For local Windows simulations, set the values under [WINDOWS].
For local CentOS on Azure simulations, set the values under [POSIX]. Note that CentOS on Azure simulations are run locally by default and cannot be commissioned to an HPC cluster.
For simulations on IDM HPC clusters, no changes are necessary if your username and password are cached locally.
For simulations on your own HPC cluster, create [HPC-<cluster>] and [ENVIRONMENT-<cluster>] sections for your cluster that contain the same variables as shown for IDM HPC clusters.
Select the suite of regression tests you want to run. This is indicated by a JSON file in the following format:
{ "tests": [{ "path": "Relative path to test directory." }, { "path": "Relative path to test directory." }] }
You can use one of the JSON files in the Regression directory or create your own. The sanity.json file is recommended for quickly testing a wide range of EMOD functionality.
From the Regression directory, open a Command Prompt window and run the regression test script, regression_test.py. It requires the name of the regression suite (without the .json extension) and the relative path to Eradication.exe. For example:
regression_test.py sanity ..\Eradication\x64\Release\Eradication.exe
In addition, you may need to include the following optional arguments depending on your testing environment or how Eradication.exe was built.
Argument
Default
Description
--perf
False
Measure Eradication.exe performance.
--hidegraphs
False
Suppress pop-up graphs in case of validation failures.
--debug
False
Use the debug path for EMODules.
--label
Add a custom suffix for HPC job name.
--config
regression_test.cfg
The regression test configuration file.
--disable-schema-test
True
Include to suppress schema testing, which is on by default.
--use-dlls
False
Use EMODules when running tests.
--all-outputs
False
Use all output JSON files for validation, not just InsetChart.json.
--dll-path
The path to the root directory of the EMODules to use.
--skip-emodule-check
False
Skip checking if EMODules on the cluster are up-to-date, which can be slow.
--scons
False
Indicate that this is a SCons build so custom DLLs are found in the build/64/Release directory.
--local
False
Run all simulations locally.
Review the output and examine any failures.
EMOD will output the standard error and logging files, StdErr.txt and StdOut.txt, produced from any simulation (see Error and logging files). In addition, regression_test.py will output time.txt under the regression test working directory and report_xxxx.xml under Regression/reports. The time report contains the EMOD version and total run time of the simulation. The regression report is in JUnit standard form and captures run information, including pass/fail/complete and time to complete.
If a simulation completes saying the run passed but the channel order was different than the reference output, this is considered a pass. However, if any output completes but does not match the reference output, this is considered a failure and a matplotlib chart of the output will appear in a pop-up window. The chart will appear immediately after the simulation, before the entire suite of regression tests completes. You can manipulate the output of the charts, such as adjusting the scale of the plots, zooming or panning, and so forth, through the icons at the bottom of the chart window.

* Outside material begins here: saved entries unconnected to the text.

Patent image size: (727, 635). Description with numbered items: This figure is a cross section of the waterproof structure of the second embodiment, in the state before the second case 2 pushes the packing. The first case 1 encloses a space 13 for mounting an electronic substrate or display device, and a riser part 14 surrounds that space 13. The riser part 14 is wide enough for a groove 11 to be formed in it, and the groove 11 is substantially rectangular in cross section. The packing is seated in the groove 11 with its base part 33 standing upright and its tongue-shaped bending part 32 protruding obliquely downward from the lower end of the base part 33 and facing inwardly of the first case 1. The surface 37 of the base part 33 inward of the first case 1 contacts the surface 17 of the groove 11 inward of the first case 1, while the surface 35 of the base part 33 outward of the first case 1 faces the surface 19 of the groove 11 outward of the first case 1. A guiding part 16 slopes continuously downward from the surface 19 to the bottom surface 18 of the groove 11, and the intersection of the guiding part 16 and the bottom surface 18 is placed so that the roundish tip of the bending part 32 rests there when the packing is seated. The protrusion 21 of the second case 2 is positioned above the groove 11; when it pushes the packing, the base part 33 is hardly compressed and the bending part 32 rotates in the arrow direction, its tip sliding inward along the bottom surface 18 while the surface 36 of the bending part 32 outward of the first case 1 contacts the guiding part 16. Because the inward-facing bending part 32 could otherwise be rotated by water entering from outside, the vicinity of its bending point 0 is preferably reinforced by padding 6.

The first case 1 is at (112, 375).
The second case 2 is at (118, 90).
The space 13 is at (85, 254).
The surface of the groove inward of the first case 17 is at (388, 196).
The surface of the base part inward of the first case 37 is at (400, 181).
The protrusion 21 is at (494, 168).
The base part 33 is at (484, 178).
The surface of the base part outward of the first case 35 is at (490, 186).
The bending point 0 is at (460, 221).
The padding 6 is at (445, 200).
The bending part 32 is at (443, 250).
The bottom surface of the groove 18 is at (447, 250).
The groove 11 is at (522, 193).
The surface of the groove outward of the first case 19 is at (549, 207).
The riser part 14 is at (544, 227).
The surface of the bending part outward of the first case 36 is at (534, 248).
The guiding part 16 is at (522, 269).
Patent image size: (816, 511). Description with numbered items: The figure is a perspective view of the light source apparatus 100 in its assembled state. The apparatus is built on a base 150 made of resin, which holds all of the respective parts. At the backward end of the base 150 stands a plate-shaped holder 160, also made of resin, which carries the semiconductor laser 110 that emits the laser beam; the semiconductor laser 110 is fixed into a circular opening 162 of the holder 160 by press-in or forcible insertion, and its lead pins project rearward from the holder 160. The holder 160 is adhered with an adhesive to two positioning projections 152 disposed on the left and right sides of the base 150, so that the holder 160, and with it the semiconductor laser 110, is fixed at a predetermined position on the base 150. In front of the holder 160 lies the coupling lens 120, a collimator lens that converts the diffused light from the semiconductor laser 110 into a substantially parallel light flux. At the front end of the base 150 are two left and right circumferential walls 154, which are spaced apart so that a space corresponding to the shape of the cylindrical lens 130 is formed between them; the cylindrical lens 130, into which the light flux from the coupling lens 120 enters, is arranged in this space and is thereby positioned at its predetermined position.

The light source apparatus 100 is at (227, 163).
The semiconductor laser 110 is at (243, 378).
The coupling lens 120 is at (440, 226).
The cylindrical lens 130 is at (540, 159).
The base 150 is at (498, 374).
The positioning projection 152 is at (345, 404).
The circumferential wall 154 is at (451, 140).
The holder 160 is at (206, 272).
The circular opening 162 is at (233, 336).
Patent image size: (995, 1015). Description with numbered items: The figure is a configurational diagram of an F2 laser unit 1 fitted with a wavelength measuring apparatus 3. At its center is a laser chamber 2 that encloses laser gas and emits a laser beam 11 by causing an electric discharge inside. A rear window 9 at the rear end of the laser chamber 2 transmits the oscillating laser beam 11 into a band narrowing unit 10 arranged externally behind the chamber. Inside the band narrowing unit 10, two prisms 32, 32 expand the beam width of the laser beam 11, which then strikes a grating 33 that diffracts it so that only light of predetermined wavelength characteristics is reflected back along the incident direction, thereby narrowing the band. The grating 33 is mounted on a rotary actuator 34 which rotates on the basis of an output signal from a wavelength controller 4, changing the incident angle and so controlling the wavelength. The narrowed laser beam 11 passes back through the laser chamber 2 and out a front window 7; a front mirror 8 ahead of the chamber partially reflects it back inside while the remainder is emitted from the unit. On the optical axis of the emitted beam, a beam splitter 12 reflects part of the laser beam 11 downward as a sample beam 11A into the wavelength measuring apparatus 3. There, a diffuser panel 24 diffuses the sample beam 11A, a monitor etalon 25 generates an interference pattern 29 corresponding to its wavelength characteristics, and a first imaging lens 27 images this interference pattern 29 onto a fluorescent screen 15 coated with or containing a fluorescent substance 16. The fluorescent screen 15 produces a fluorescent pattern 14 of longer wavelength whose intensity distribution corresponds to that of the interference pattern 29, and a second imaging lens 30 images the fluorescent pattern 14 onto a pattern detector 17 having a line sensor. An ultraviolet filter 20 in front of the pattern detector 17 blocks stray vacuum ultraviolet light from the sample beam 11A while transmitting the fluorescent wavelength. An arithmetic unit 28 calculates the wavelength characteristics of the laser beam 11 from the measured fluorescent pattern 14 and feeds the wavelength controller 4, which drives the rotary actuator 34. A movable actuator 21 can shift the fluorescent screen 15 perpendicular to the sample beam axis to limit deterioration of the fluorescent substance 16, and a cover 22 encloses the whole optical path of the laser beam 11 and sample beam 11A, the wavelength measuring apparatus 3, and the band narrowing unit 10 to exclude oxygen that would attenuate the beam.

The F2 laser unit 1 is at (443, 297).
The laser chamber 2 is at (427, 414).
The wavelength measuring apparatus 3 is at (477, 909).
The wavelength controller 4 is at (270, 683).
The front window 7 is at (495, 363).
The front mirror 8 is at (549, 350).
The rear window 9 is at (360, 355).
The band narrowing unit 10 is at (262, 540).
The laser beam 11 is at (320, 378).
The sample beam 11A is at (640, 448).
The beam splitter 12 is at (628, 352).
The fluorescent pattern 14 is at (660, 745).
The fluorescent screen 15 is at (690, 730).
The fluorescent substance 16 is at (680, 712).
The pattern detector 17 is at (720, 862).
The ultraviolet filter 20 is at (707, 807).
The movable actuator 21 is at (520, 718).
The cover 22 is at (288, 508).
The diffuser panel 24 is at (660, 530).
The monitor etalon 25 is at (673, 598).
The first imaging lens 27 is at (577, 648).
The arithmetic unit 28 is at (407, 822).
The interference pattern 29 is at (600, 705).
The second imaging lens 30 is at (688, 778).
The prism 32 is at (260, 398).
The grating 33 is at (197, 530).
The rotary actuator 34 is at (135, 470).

If any of the regression tests fail and you have not made any changes to the EMOD source code, email support@idmod.org.
Create a new regression test¶
You can create a new regression based off one of the ones included with the EMOD source code using the steps below.
Under the Regression directory, create a new subdirectory.
Copy the contents of the regression test that you want to base the new test on into the subdirectory.
Modify the configuration, campaign, and demographic files as desired.
Create the reference output by doing one of the following:
Modify the InsetChart.json file to match the output you expect.
Run simulations until you have an acceptable InsetChart.json that you wish to use as the reference.